I don't have any brilliant suggestions here ... but I am intensely interested to hear how one can narrow down the fault domain ... as we intermittently see a similar set of symptoms in our own gear.

Heads <===> Fabric <===> Backend

So the Backend isn't servicing requests as quickly as the clients would like ... but why?

(a) Backend:  "Not enough spindles" for the load ... the queues on the backend grow to be sufficiently large (or were dropping requests, requiring retransmits) that IOs were taking a long time to complete, so long that timers on the VMWare hosts (and their guests) noticed and complained.  Similarly, CPs were taking a long time to complete.

(b) Frontend:  The frontend fumbled locks on the backend, e.g., laying down a write lock on a block, 'forgetting' to release it, trying to lock that same block again ... and having to go through a preempt routine before straightening things out ... IOs stalled for a while, timers on the VMWare hosts and guests noticed and complained ...

(c) Fabric:  The switch fabric in between front & back dropped frames (e.g. physical layer error) ... [in Fletcher's case, perhaps there is no Fabric, merely point-to-point links ... but conceptually this is a possible component]

(d) I suspect many others ...

So, for example, wafl_cp_toolong merely tells us that the Backend isn't servicing write requests as quickly as the Frontend wants (high-latency) ... but it doesn't tell us why.  How does one drill down into what is happening between Front & Back?

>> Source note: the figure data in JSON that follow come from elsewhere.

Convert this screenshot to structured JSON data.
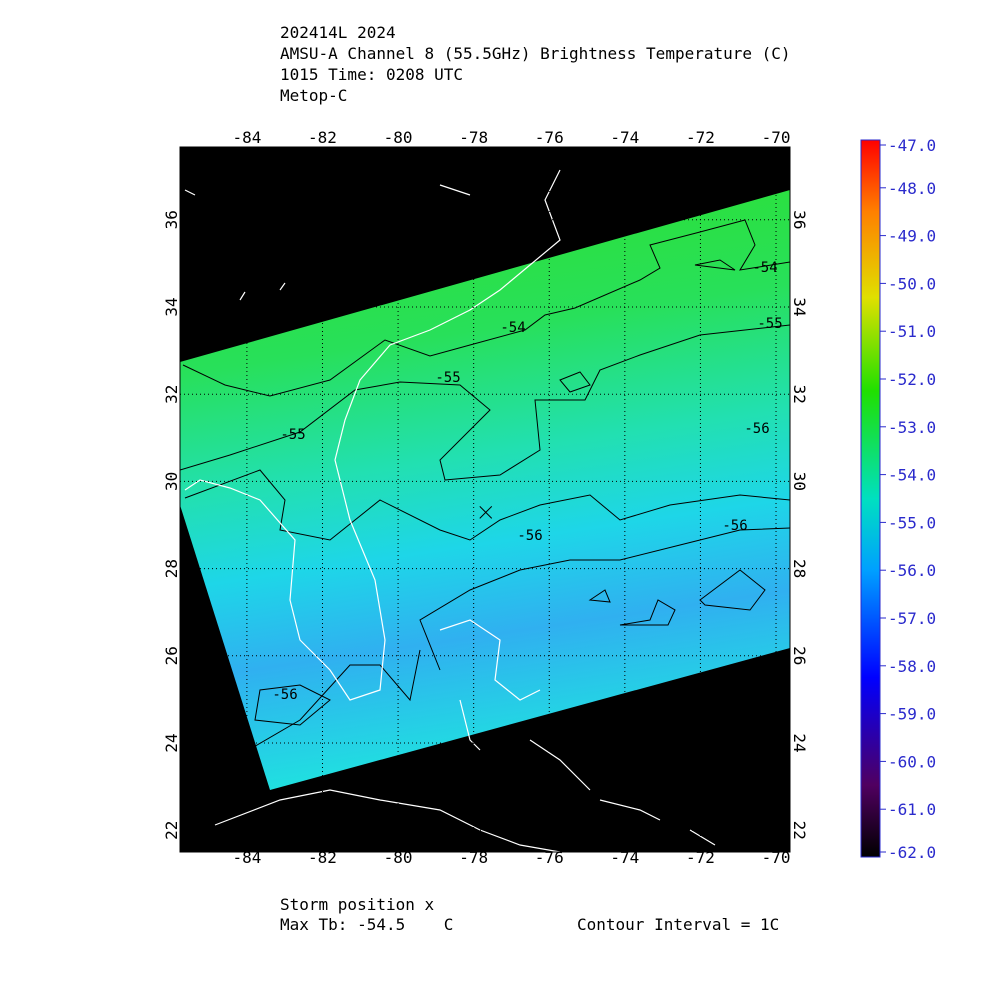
{
  "title": {
    "lines": [
      "202414L 2024",
      "AMSU-A Channel 8 (55.5GHz) Brightness Temperature (C)",
      "1015 Time: 0208 UTC",
      "Metop-C"
    ]
  },
  "map": {
    "lonlim": [
      -85.77,
      -69.63
    ],
    "latlim": [
      21.5,
      37.67
    ],
    "lon_ticks": [
      -84,
      -82,
      -80,
      -78,
      -76,
      -74,
      -72,
      -70
    ],
    "lat_ticks": [
      22,
      24,
      26,
      28,
      30,
      32,
      34,
      36
    ],
    "grid": true,
    "storm": {
      "lon": -77.68,
      "lat": 29.29
    },
    "contour_labels": [
      "-54",
      "-54",
      "-55",
      "-55",
      "-55",
      "-56",
      "-56",
      "-56",
      "-56"
    ]
  },
  "colorbar": {
    "lim": [
      -62,
      -47
    ],
    "ticks": [
      {
        "value": -47,
        "label": "-47.0"
      },
      {
        "value": -48,
        "label": "-48.0"
      },
      {
        "value": -49,
        "label": "-49.0"
      },
      {
        "value": -50,
        "label": "-50.0"
      },
      {
        "value": -51,
        "label": "-51.0"
      },
      {
        "value": -52,
        "label": "-52.0"
      },
      {
        "value": -53,
        "label": "-53.0"
      },
      {
        "value": -54,
        "label": "-54.0"
      },
      {
        "value": -55,
        "label": "-55.0"
      },
      {
        "value": -56,
        "label": "-56.0"
      },
      {
        "value": -57,
        "label": "-57.0"
      },
      {
        "value": -58,
        "label": "-58.0"
      },
      {
        "value": -59,
        "label": "-59.0"
      },
      {
        "value": -60,
        "label": "-60.0"
      },
      {
        "value": -61,
        "label": "-61.0"
      },
      {
        "value": -62,
        "label": "-62.0"
      }
    ]
  },
  "footer": {
    "storm_label": "Storm position x",
    "max_tb": "Max Tb: -54.5    C",
    "contour_interval": "Contour Interval = 1C"
  }
}
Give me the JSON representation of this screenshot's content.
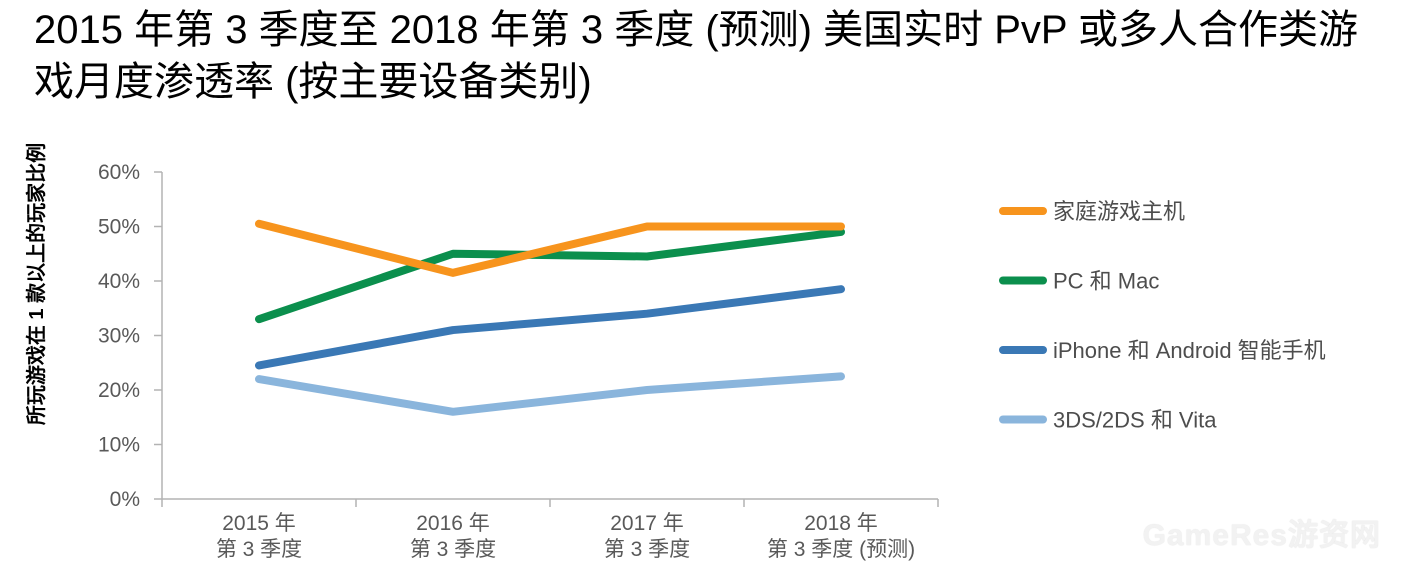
{
  "title": "2015 年第 3 季度至 2018 年第 3 季度 (预测) 美国实时 PvP 或多人合作类游戏月度渗透率 (按主要设备类别)",
  "watermark": "GameRes游资网",
  "chart_data": {
    "type": "line",
    "title": "2015 年第 3 季度至 2018 年第 3 季度 (预测) 美国实时 PvP 或多人合作类游戏月度渗透率 (按主要设备类别)",
    "ylabel": "所玩游戏在 1 款以上的玩家比例",
    "xlabel": "",
    "categories": [
      [
        "2015 年",
        "第 3 季度"
      ],
      [
        "2016 年",
        "第 3 季度"
      ],
      [
        "2017 年",
        "第 3 季度"
      ],
      [
        "2018 年",
        "第 3 季度 (预测)"
      ]
    ],
    "ylim": [
      0,
      60
    ],
    "yticks": [
      "0%",
      "10%",
      "20%",
      "30%",
      "40%",
      "50%",
      "60%"
    ],
    "grid": false,
    "legend_position": "right",
    "series": [
      {
        "name": "家庭游戏主机",
        "color": "#f7941d",
        "values": [
          50.5,
          41.5,
          50,
          50
        ]
      },
      {
        "name": "PC 和 Mac",
        "color": "#0b8f4d",
        "values": [
          33,
          45,
          44.5,
          49
        ]
      },
      {
        "name": "iPhone 和 Android 智能手机",
        "color": "#3a78b5",
        "values": [
          24.5,
          31,
          34,
          38.5
        ]
      },
      {
        "name": "3DS/2DS 和 Vita",
        "color": "#8ab5dc",
        "values": [
          22,
          16,
          20,
          22.5
        ]
      }
    ]
  }
}
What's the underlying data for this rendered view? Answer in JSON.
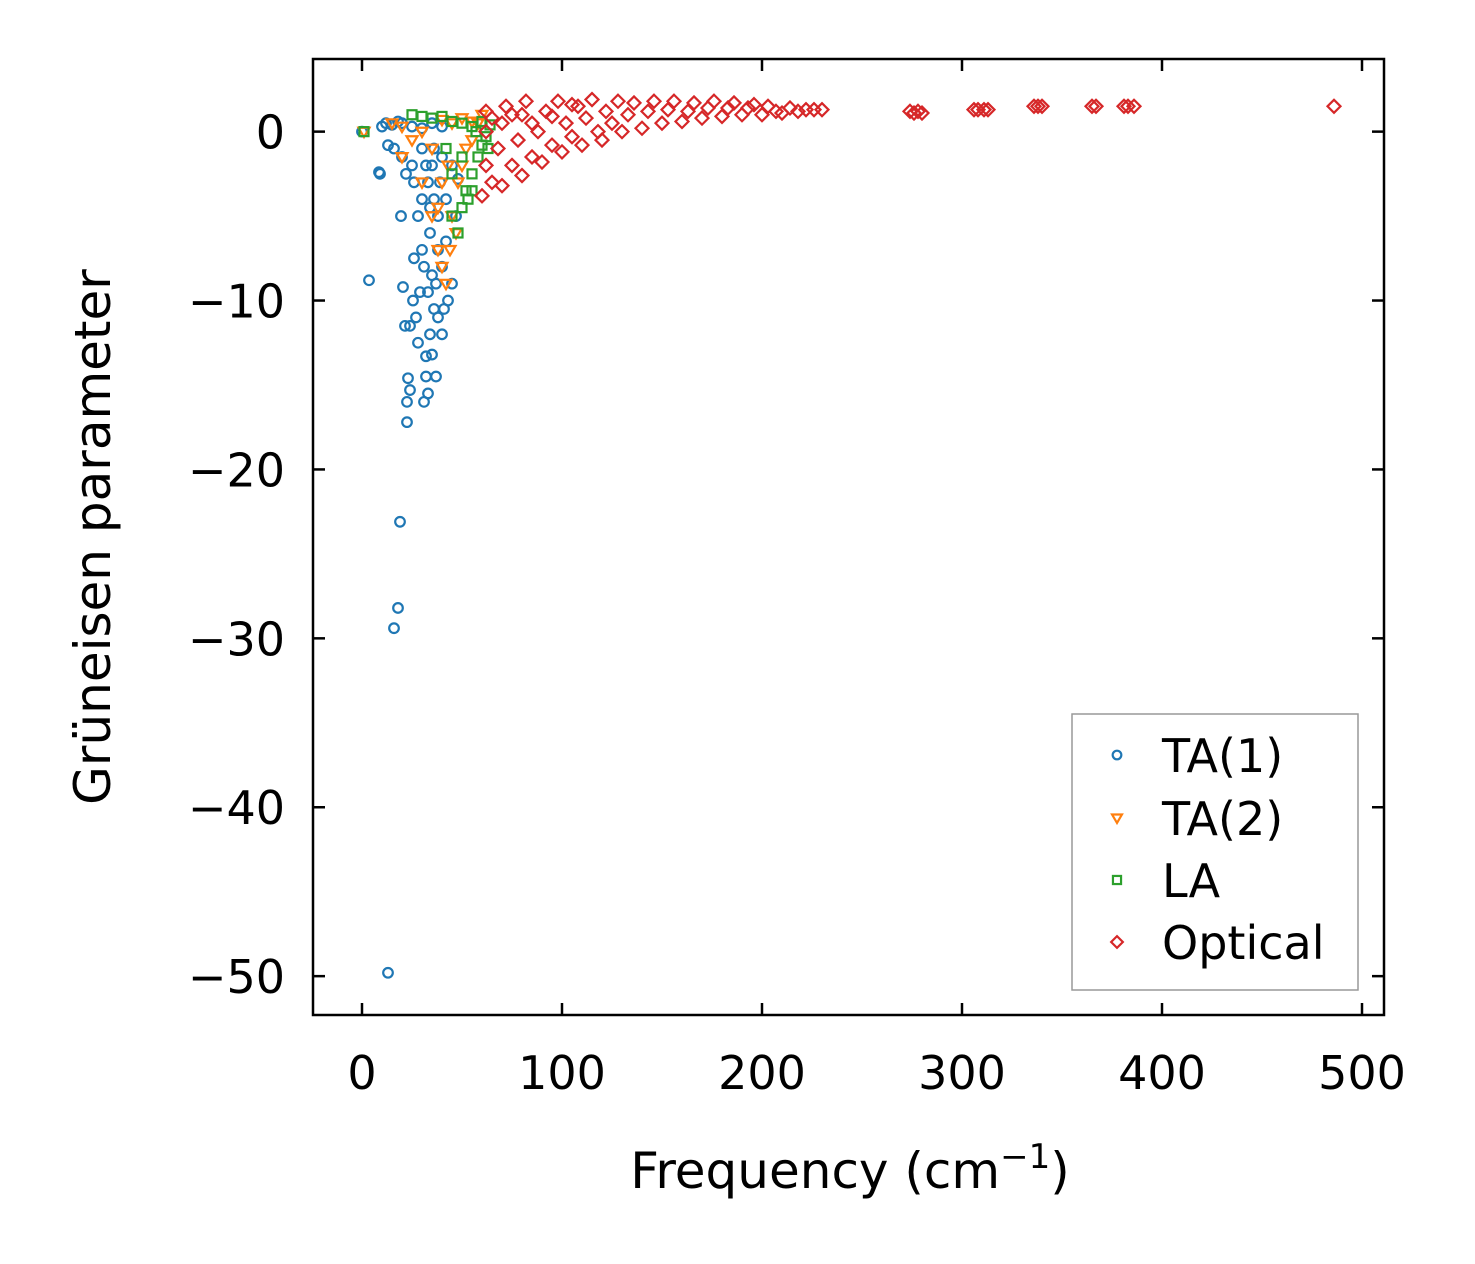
{
  "chart_data": {
    "type": "scatter",
    "title": "",
    "xlabel": "Frequency (cm",
    "xlabel_sup": "−1",
    "xlabel_close": ")",
    "ylabel": "Grüneisen parameter",
    "xlim": [
      -24.5,
      511
    ],
    "ylim": [
      -52.3,
      4.3
    ],
    "xticks": [
      0,
      100,
      200,
      300,
      400,
      500
    ],
    "xtick_labels": [
      "0",
      "100",
      "200",
      "300",
      "400",
      "500"
    ],
    "yticks": [
      0,
      -10,
      -20,
      -30,
      -40,
      -50
    ],
    "ytick_labels": [
      "0",
      "−10",
      "−20",
      "−30",
      "−40",
      "−50"
    ],
    "grid": false,
    "legend_position": "lower-right",
    "series": [
      {
        "name": "TA(1)",
        "marker": "circle",
        "color": "#1f77b4",
        "points": [
          [
            0,
            0
          ],
          [
            10,
            0.3
          ],
          [
            12,
            0.5
          ],
          [
            15,
            0.4
          ],
          [
            18,
            0.6
          ],
          [
            20,
            0.5
          ],
          [
            25,
            0.3
          ],
          [
            30,
            0.2
          ],
          [
            35,
            0.5
          ],
          [
            40,
            0.3
          ],
          [
            13,
            -0.8
          ],
          [
            16,
            -1
          ],
          [
            20,
            -1.5
          ],
          [
            25,
            -2
          ],
          [
            9,
            -2.5
          ],
          [
            8.5,
            -2.4
          ],
          [
            30,
            -1
          ],
          [
            35,
            -2
          ],
          [
            40,
            -1.5
          ],
          [
            45,
            -2
          ],
          [
            48,
            -2.8
          ],
          [
            33,
            -3
          ],
          [
            36,
            -4
          ],
          [
            38,
            -5
          ],
          [
            42,
            -4
          ],
          [
            34,
            -6
          ],
          [
            38,
            -7
          ],
          [
            40,
            -8
          ],
          [
            35,
            -8.5
          ],
          [
            33,
            -9.5
          ],
          [
            36,
            -10.5
          ],
          [
            38,
            -11
          ],
          [
            34,
            -12
          ],
          [
            32,
            -13.3
          ],
          [
            35,
            -13.2
          ],
          [
            32,
            -14.5
          ],
          [
            33,
            -15.5
          ],
          [
            31,
            -16
          ],
          [
            28,
            -12.5
          ],
          [
            27,
            -11
          ],
          [
            29,
            -9.5
          ],
          [
            30,
            -7
          ],
          [
            28,
            -5
          ],
          [
            26,
            -3
          ],
          [
            22,
            -2.5
          ],
          [
            19.5,
            -5
          ],
          [
            20.5,
            -9.2
          ],
          [
            21.5,
            -11.5
          ],
          [
            25.5,
            -10
          ],
          [
            22.5,
            -16
          ],
          [
            24,
            -15.3
          ],
          [
            23,
            -14.6
          ],
          [
            22.5,
            -17.2
          ],
          [
            19,
            -23.1
          ],
          [
            18,
            -28.2
          ],
          [
            16,
            -29.4
          ],
          [
            13,
            -49.8
          ],
          [
            3.5,
            -8.8
          ],
          [
            45,
            -9
          ],
          [
            43,
            -10
          ],
          [
            47,
            -5
          ],
          [
            42,
            -6.5
          ],
          [
            40,
            -12
          ],
          [
            37,
            -14.5
          ],
          [
            30,
            -4
          ],
          [
            26,
            -7.5
          ],
          [
            24,
            -11.5
          ],
          [
            32,
            -2
          ],
          [
            36,
            -1
          ],
          [
            31,
            -8
          ],
          [
            37,
            -9
          ],
          [
            41,
            -10.5
          ],
          [
            34,
            -4.5
          ],
          [
            39,
            -3
          ]
        ]
      },
      {
        "name": "TA(2)",
        "marker": "triangle-down",
        "color": "#ff7f0e",
        "points": [
          [
            1,
            0
          ],
          [
            15,
            0.5
          ],
          [
            20,
            0.3
          ],
          [
            25,
            -0.5
          ],
          [
            20,
            -1.5
          ],
          [
            30,
            -3
          ],
          [
            35,
            -5
          ],
          [
            38,
            -7
          ],
          [
            40,
            -8
          ],
          [
            42,
            -9
          ],
          [
            44,
            -7
          ],
          [
            45,
            -5
          ],
          [
            48,
            -3
          ],
          [
            50,
            -2
          ],
          [
            55,
            -0.5
          ],
          [
            58,
            0.5
          ],
          [
            60,
            1
          ],
          [
            40,
            -3
          ],
          [
            35,
            -1
          ],
          [
            30,
            0
          ],
          [
            45,
            0.5
          ],
          [
            50,
            0.8
          ],
          [
            38,
            -4.5
          ],
          [
            47,
            -6
          ],
          [
            52,
            -1
          ],
          [
            43,
            -2
          ],
          [
            40,
            0.7
          ],
          [
            55,
            0.6
          ]
        ]
      },
      {
        "name": "LA",
        "marker": "square",
        "color": "#2ca02c",
        "points": [
          [
            1,
            0
          ],
          [
            25,
            1
          ],
          [
            30,
            0.9
          ],
          [
            35,
            0.8
          ],
          [
            40,
            0.9
          ],
          [
            45,
            0.6
          ],
          [
            50,
            0.5
          ],
          [
            55,
            0.3
          ],
          [
            60,
            0.6
          ],
          [
            64,
            0.4
          ],
          [
            48,
            -6
          ],
          [
            50,
            -4.5
          ],
          [
            52,
            -3.5
          ],
          [
            55,
            -2.5
          ],
          [
            58,
            -1.5
          ],
          [
            60,
            -0.8
          ],
          [
            62,
            -0.3
          ],
          [
            45,
            -5
          ],
          [
            53,
            -4
          ],
          [
            57,
            0
          ],
          [
            50,
            -1.5
          ],
          [
            45,
            -2.5
          ],
          [
            42,
            -1
          ],
          [
            63,
            -1
          ],
          [
            55,
            -3.5
          ]
        ]
      },
      {
        "name": "Optical",
        "marker": "diamond",
        "color": "#d62728",
        "points": [
          [
            60,
            -3.8
          ],
          [
            62,
            -2
          ],
          [
            62,
            0
          ],
          [
            62,
            1.2
          ],
          [
            65,
            -3
          ],
          [
            65,
            0.8
          ],
          [
            68,
            -1
          ],
          [
            70,
            -3.2
          ],
          [
            70,
            0.5
          ],
          [
            72,
            1.5
          ],
          [
            75,
            -2
          ],
          [
            75,
            1
          ],
          [
            78,
            -0.5
          ],
          [
            80,
            -2.6
          ],
          [
            80,
            1
          ],
          [
            82,
            1.8
          ],
          [
            85,
            -1.5
          ],
          [
            85,
            0.5
          ],
          [
            88,
            0
          ],
          [
            90,
            -1.8
          ],
          [
            92,
            1.2
          ],
          [
            95,
            -0.8
          ],
          [
            95,
            0.9
          ],
          [
            98,
            1.8
          ],
          [
            100,
            -1.2
          ],
          [
            102,
            0.5
          ],
          [
            105,
            -0.3
          ],
          [
            105,
            1.6
          ],
          [
            108,
            1.5
          ],
          [
            110,
            -0.8
          ],
          [
            112,
            0.8
          ],
          [
            115,
            1.9
          ],
          [
            118,
            0
          ],
          [
            120,
            -0.5
          ],
          [
            122,
            1.2
          ],
          [
            125,
            0.5
          ],
          [
            128,
            1.8
          ],
          [
            130,
            0
          ],
          [
            133,
            1
          ],
          [
            136,
            1.7
          ],
          [
            140,
            0.2
          ],
          [
            143,
            1.2
          ],
          [
            146,
            1.8
          ],
          [
            150,
            0.5
          ],
          [
            153,
            1.3
          ],
          [
            156,
            1.8
          ],
          [
            160,
            0.6
          ],
          [
            163,
            1.2
          ],
          [
            166,
            1.7
          ],
          [
            170,
            0.8
          ],
          [
            173,
            1.4
          ],
          [
            176,
            1.8
          ],
          [
            180,
            0.9
          ],
          [
            183,
            1.4
          ],
          [
            186,
            1.7
          ],
          [
            190,
            1.0
          ],
          [
            193,
            1.4
          ],
          [
            196,
            1.6
          ],
          [
            200,
            1.0
          ],
          [
            203,
            1.5
          ],
          [
            207,
            1.2
          ],
          [
            210,
            1.1
          ],
          [
            214,
            1.4
          ],
          [
            218,
            1.2
          ],
          [
            222,
            1.3
          ],
          [
            226,
            1.3
          ],
          [
            230,
            1.3
          ],
          [
            274,
            1.2
          ],
          [
            276,
            1.1
          ],
          [
            278,
            1.2
          ],
          [
            280,
            1.1
          ],
          [
            306,
            1.3
          ],
          [
            308,
            1.3
          ],
          [
            311,
            1.3
          ],
          [
            313,
            1.3
          ],
          [
            336,
            1.5
          ],
          [
            338,
            1.5
          ],
          [
            340,
            1.5
          ],
          [
            365,
            1.5
          ],
          [
            367,
            1.5
          ],
          [
            381,
            1.5
          ],
          [
            383,
            1.5
          ],
          [
            386,
            1.5
          ],
          [
            486,
            1.5
          ]
        ]
      }
    ]
  }
}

==> Is there a tool which records lock activity?
==> How does one insert a 'sniffer' into the path between Front & Back to capture FC (or SAS) traffic?

--sk

On 1/15/2013 1:12 PM, Fletcher Cocquyt wrote:
resending this without the 80kb chart

Yesterday morning one of the heads on our 3270 experienced large NFS latency spikes causing our VMware hosts and their VMs to log storage timeouts.
This latency does not correlate to any external metrics like CPU, network, OPS etc.